Some fear a new round of protests could echo the gilets-jaunes anti-government movement of four years ago. It is uncertain what Macron will propose to calm the storm on the streets. He will appear in a TV interview on Wednesday, but Elysée insiders have already ruled out a cabinet reshuffle or a referendum. Nor will Macron dissolve parliament and call a snap general election: Marine Le Pen’s far-right National Rally, currently the biggest single opposition party, could stand to benefit the most.

Meanwhile, Macron will press on, including by this weekend welcoming the UK’s King Charles for his first state visit and a banquet at the Palace of Versailles while protesters condemn him as haughty and monarchical.

“Anger is growing,” said Akli, 48, an Ivry council worker on the refuse barricades. “This has gone far beyond pensions, it is about our political system. The president has executive powers that need to be rethought. It’s about protecting France’s whole postwar system of social protection. It’s about hanging on to our welfare state, as Macron tries to unpick it – from housing benefits to the unemployment system. French people are well informed and politicised, they won’t let this pass.”

Outside the refuse centre, Ariane, a law student had arrived from the Paris university’s Tolbiac campus, which had been blockaded and barricaded before being evacuated by police. A member of an anti-capitalist revolutionary group, she was handing out flags to other students. “At the student meeting to vote on the university barricade, so many young people were talking about their experiences of police violence,” she said. “Young people are angry, more are joining in since the pension changes were pushed through. The government is afraid of a new youth movement taking part.”

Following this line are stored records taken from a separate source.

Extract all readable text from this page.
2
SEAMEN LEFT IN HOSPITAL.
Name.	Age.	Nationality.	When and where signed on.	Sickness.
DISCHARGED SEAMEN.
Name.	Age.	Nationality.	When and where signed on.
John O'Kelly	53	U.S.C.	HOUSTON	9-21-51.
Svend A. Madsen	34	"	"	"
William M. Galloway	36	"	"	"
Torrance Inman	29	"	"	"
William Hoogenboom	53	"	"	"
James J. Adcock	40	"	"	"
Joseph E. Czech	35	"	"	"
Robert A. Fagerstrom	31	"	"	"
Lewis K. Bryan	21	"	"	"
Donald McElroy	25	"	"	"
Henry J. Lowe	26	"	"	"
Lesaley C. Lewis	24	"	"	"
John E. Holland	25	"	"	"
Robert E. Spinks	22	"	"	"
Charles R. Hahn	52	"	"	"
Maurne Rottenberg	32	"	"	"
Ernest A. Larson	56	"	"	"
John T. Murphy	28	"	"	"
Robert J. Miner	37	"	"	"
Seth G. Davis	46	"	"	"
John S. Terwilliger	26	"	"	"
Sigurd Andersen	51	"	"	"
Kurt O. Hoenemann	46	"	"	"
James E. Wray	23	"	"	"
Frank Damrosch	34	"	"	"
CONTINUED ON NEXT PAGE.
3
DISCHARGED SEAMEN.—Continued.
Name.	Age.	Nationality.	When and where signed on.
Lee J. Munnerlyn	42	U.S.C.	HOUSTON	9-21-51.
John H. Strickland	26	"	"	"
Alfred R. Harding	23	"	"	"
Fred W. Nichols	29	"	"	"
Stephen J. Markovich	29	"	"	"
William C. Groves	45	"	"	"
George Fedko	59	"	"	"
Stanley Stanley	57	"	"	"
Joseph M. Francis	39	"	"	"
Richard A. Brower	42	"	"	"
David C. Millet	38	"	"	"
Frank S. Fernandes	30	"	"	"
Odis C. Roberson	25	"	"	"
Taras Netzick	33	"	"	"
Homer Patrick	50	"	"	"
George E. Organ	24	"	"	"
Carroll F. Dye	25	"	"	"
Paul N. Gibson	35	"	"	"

Lawyers and magistrates’ unions have criticised the government over the policing of street protests and accused officers of making arbitrary arrests – including of medics, students and trade unionists, later released without charge. The police watchdog is investigating allegations that four young women in Nantes were sexually assaulted during police controls at a demonstration last week.

Outside the Duperré art school in Paris, students piled up a barricade of bins. Signs said raising the pension age to 64 would be met with a new May 1968, a reference to France’s famous students and workers’ strikes.

“Don’t underestimate people’s power to mobilise,” said Amina, 19, a textiles student from the Paris banlieue. “I’m afraid of police violence and terrified to demonstrate at night, but I’ll join in during the day.”

She was on the left, but had voted in for Macron in the final round of last spring’s presidential election in order to keep out Le Pen. “That doesn’t mean I agree with Macron’s ideas,” she said. “The working-class will bear the brunt of these pension changes, we see that in our families – there’s inequality and it’s unfair.” She lived with her single mother who was a maintenance worker at a hospital.

Another 19-year-old student, Bahia, who came from the countryside outside Lyon, had seen her mother suffer unemployment and burn-out. “This is about the whole democratic system – how many more laws could be passed using executive powers and without a parliament vote? It feels to us like the system is broken.”